In Rwanda, a malnourished child is not a mere statistic in a government report. Every malnourished child has a name, a family and an address. His/her mother gets milk and nutritional cereal daily for the child from the nearest government hospital. Whereas scholarships to study abroad in most of Africa are largely given on the basis of personal connections, it is only in Rwanda where they are given almost entirely on merit.

Thus, a daughter of the poorest peasant in Rwanda has almost an equal chance with the son of Rwanda’s powerful minister of defense, Gen. James Kabarebe, for a government scholarship to Harvard. In Rwanda unlike in most of Africa, you have government programs to build good quality housing for the poorest and remotest villagers.

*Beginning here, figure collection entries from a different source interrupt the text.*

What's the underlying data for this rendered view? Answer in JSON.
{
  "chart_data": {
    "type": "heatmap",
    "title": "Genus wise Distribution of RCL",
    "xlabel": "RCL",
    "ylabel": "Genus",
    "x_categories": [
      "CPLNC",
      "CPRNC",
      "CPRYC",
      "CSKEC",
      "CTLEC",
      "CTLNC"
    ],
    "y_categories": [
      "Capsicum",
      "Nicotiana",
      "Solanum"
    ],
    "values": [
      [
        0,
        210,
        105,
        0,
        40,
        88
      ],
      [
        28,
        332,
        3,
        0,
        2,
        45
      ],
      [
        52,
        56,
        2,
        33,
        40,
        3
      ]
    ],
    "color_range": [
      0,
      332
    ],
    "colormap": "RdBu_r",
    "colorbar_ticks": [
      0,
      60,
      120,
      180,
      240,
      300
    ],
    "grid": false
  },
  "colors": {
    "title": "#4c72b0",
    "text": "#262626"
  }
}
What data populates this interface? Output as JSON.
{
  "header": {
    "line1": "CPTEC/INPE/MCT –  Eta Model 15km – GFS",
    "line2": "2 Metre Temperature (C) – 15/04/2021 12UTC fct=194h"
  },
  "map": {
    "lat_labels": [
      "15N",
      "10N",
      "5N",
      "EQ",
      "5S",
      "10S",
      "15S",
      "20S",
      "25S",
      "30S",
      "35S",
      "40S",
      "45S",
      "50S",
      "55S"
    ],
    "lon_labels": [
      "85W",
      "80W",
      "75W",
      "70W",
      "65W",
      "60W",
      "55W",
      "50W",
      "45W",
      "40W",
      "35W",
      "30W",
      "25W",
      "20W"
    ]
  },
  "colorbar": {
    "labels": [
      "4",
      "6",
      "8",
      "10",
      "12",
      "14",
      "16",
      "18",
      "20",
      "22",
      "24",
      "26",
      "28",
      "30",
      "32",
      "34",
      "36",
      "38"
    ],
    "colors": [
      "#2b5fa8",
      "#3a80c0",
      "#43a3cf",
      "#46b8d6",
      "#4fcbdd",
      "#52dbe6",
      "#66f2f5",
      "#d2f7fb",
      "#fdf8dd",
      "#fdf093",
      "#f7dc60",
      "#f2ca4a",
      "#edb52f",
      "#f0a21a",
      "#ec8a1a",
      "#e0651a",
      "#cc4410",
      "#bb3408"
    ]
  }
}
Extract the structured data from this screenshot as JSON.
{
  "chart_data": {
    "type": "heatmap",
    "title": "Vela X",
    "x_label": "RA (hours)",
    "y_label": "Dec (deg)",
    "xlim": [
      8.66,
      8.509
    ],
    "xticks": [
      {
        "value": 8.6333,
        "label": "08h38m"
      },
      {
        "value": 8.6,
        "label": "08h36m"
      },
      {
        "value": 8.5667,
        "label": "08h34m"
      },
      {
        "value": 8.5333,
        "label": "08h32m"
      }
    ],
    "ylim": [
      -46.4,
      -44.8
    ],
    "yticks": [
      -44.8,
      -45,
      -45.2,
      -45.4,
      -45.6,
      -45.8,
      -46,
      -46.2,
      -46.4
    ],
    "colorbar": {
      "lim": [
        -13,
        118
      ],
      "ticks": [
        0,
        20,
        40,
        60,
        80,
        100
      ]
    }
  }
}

These realities contradict the narrative orchestrated by human rights organisations to project President Paul Kagame and his government as bloodthirsty hounds out to terrorise the Rwandan people. Surely, would a government whose ruling elites spend most of their time trying to provide the best services to the ordinary citizen terrorise the same citizens? Kagame’s regime has many authoritarian tendencies but this does not make it a regime that unleashes arbitrary violence against its people or steals from them. That is why human rights advocacy on Rwanda loses meaning.

These realities in Rwanda also contradict the headline story by The Daily Telegraph that foreign aid given to the country goes to serve Kagame. The surprising thing was that The Daily Telegraph was quoting Kagame’s former Principle Private Secretary, David Himbara. While aid is often stolen in most recipient countries, in Rwanda, even the most biased donor will admit, aid has the highest rate of return per dollar spent.

One reason for this success has been Kagame’s authoritarian capacity to crack down heavily on elite corruption and privileges in defense of the right of ordinary people to get government service.

In Uganda, as in more democratic Kenya, Zambia, Ghana, Nigeria, Malawi, etc. democratic compromise has been achieved at the price of allowing the impunity of elites to loot public resources. We must remember that in most of Africa, the democratic process tends to promote the power and privileges of elites who use a combination of corruption and ethnic or religious appeals to cultivate political constituencies.

So ordinary people have little or no voice in the democratic process. For example, they do not belong to civil society; they belong to “traditional society”. Instead of being rights-bearing members of political parties, they are clients of powerful individuals. The poor do not write in newspapers and speak on radio and television. Perhaps human-rights mongers need to reflect on these issues as well.